"Como a maioria das mulheres dominadoras, gosto de comandar dentro e fora de quatro paredes", diz a professora de português, inglês e sociologia do ensino médio que se apresenta como Foxy Lady, de 33 anos. Ela e muitas outras dominatrixes usam pseudônimos para se proteger do preconceito, afinal, não seguem o velho estereótipo feminino nem sonham com um homem provedor.

hanna dommeHanna Domme, dominatrix de 31 anos, usa pseudônimo e não mostra o rosto por temer o preconceito

Independentes, seguras e assertivas, as dominadoras demoram, no entanto, para se reconhecerem como tal e "saírem do armário" (expressão comumente usada para se referir ao momento em que homossexuais assumem sua sexualidade).

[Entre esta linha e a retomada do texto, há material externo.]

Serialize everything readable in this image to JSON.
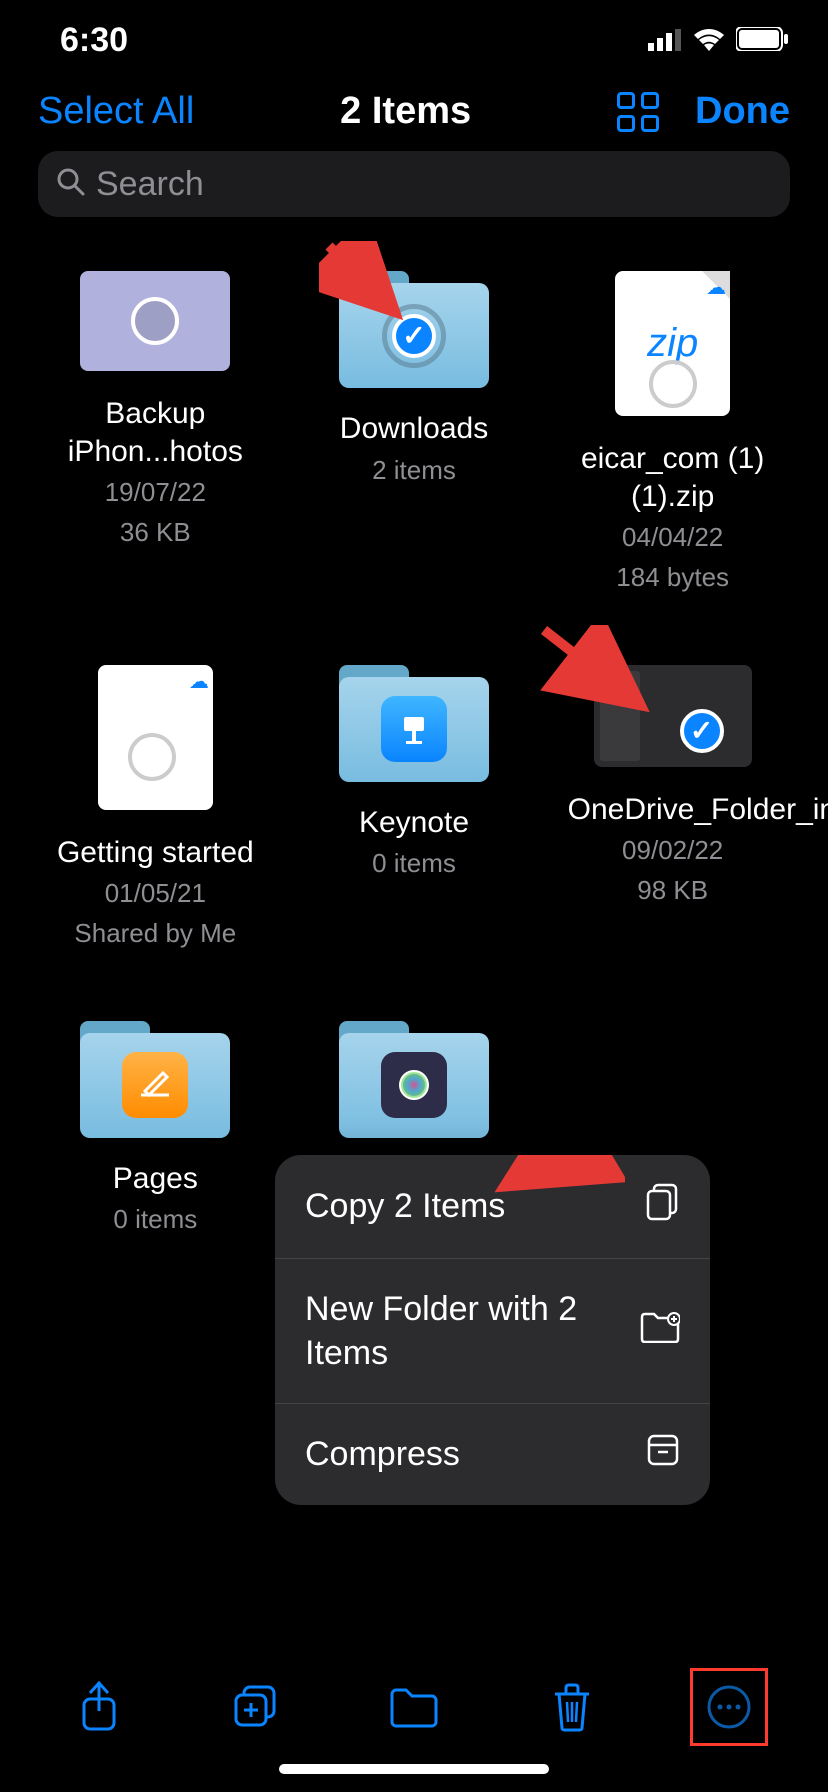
{
  "status": {
    "time": "6:30"
  },
  "nav": {
    "left": "Select All",
    "title": "2 Items",
    "done": "Done"
  },
  "search": {
    "placeholder": "Search"
  },
  "items": [
    {
      "name": "Backup iPhon...hotos",
      "line1": "19/07/22",
      "line2": "36 KB"
    },
    {
      "name": "Downloads",
      "line1": "2 items",
      "line2": ""
    },
    {
      "name": "eicar_com (1) (1).zip",
      "line1": "04/04/22",
      "line2": "184 bytes"
    },
    {
      "name": "Getting started",
      "line1": "01/05/21",
      "line2": "Shared by Me"
    },
    {
      "name": "Keynote",
      "line1": "0 items",
      "line2": ""
    },
    {
      "name": "OneDrive_Folder_in_Finder",
      "line1": "09/02/22",
      "line2": "98 KB"
    },
    {
      "name": "Pages",
      "line1": "0 items",
      "line2": ""
    }
  ],
  "menu": {
    "copy": "Copy 2 Items",
    "newfolder": "New Folder with 2 Items",
    "compress": "Compress"
  }
}
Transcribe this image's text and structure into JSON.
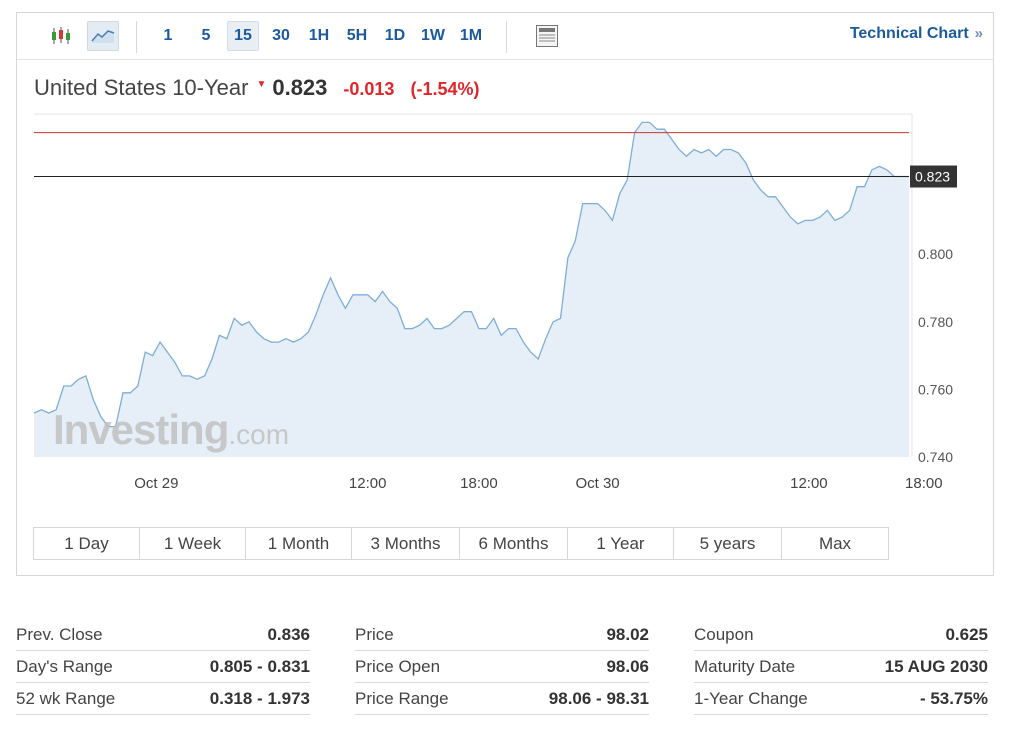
{
  "toolbar": {
    "chart_type_icons": [
      "candlestick-icon",
      "area-chart-icon"
    ],
    "intervals": [
      "1",
      "5",
      "15",
      "30",
      "1H",
      "5H",
      "1D",
      "1W",
      "1M"
    ],
    "active_interval": "15",
    "extra_icon": "calendar-panel-icon",
    "technical_chart_label": "Technical Chart",
    "technical_chart_chevron": "»"
  },
  "instrument": {
    "name": "United States 10-Year",
    "price": "0.823",
    "change": "-0.013",
    "change_pct": "(-1.54%)",
    "direction": "down"
  },
  "colors": {
    "accent": "#1c5a9c",
    "negative": "#e0252b",
    "line": "#7eaed6",
    "fill": "#e6eef7",
    "prev_close_line": "#d03030"
  },
  "watermark": {
    "brand": "Investing",
    "suffix": ".com"
  },
  "chart_data": {
    "type": "area",
    "title": "",
    "xlabel": "",
    "ylabel": "",
    "ylim": [
      0.74,
      0.8415
    ],
    "y_ticks": [
      "0.800",
      "0.780",
      "0.760",
      "0.740"
    ],
    "x_tick_labels": [
      {
        "label": "Oct 29",
        "t": 16.5
      },
      {
        "label": "12:00",
        "t": 45
      },
      {
        "label": "18:00",
        "t": 60
      },
      {
        "label": "Oct 30",
        "t": 76
      },
      {
        "label": "12:00",
        "t": 104.5
      },
      {
        "label": "18:00",
        "t": 120
      }
    ],
    "last_price_label": "0.823",
    "reference_lines": [
      {
        "name": "Prev. Close",
        "value": 0.836
      },
      {
        "name": "Last",
        "value": 0.823
      }
    ],
    "series": [
      {
        "values": [
          0.753,
          0.754,
          0.753,
          0.754,
          0.761,
          0.761,
          0.763,
          0.764,
          0.757,
          0.752,
          0.749,
          0.749,
          0.759,
          0.759,
          0.761,
          0.771,
          0.77,
          0.774,
          0.771,
          0.768,
          0.764,
          0.764,
          0.763,
          0.764,
          0.769,
          0.776,
          0.775,
          0.781,
          0.779,
          0.78,
          0.777,
          0.775,
          0.774,
          0.774,
          0.775,
          0.774,
          0.775,
          0.777,
          0.782,
          0.788,
          0.793,
          0.788,
          0.784,
          0.788,
          0.788,
          0.788,
          0.786,
          0.789,
          0.786,
          0.784,
          0.778,
          0.778,
          0.779,
          0.781,
          0.778,
          0.778,
          0.779,
          0.781,
          0.783,
          0.783,
          0.778,
          0.778,
          0.781,
          0.776,
          0.778,
          0.778,
          0.774,
          0.771,
          0.769,
          0.775,
          0.78,
          0.781,
          0.799,
          0.804,
          0.815,
          0.815,
          0.815,
          0.813,
          0.81,
          0.818,
          0.822,
          0.836,
          0.839,
          0.839,
          0.837,
          0.837,
          0.834,
          0.831,
          0.829,
          0.831,
          0.83,
          0.831,
          0.829,
          0.831,
          0.831,
          0.83,
          0.827,
          0.822,
          0.819,
          0.817,
          0.817,
          0.814,
          0.811,
          0.809,
          0.81,
          0.81,
          0.811,
          0.813,
          0.81,
          0.811,
          0.813,
          0.82,
          0.82,
          0.825,
          0.826,
          0.825,
          0.823,
          0.823,
          0.823
        ]
      }
    ]
  },
  "ranges": [
    "1 Day",
    "1 Week",
    "1 Month",
    "3 Months",
    "6 Months",
    "1 Year",
    "5 years",
    "Max"
  ],
  "stats": [
    [
      {
        "label": "Prev. Close",
        "value": "0.836"
      },
      {
        "label": "Day's Range",
        "value": "0.805 - 0.831"
      },
      {
        "label": "52 wk Range",
        "value": "0.318 - 1.973"
      }
    ],
    [
      {
        "label": "Price",
        "value": "98.02"
      },
      {
        "label": "Price Open",
        "value": "98.06"
      },
      {
        "label": "Price Range",
        "value": "98.06 - 98.31"
      }
    ],
    [
      {
        "label": "Coupon",
        "value": "0.625"
      },
      {
        "label": "Maturity Date",
        "value": "15 AUG 2030"
      },
      {
        "label": "1-Year Change",
        "value": "- 53.75%"
      }
    ]
  ]
}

"Nas minhas relações, sempre desejei uma pegada mais forte, de dar um tranco no parceiro sem afugentá-lo, pois sexo baunilha [tradicional] não era suficiente", conta Hanna Domme, de 31 anos, que trabalha em uma empresa de e-commerce. "Eu era conhecida pelos amigos dos meus 'ex' como a 'sargentona'. Quando descobri que não era a única assim no mundo, foi uma realização."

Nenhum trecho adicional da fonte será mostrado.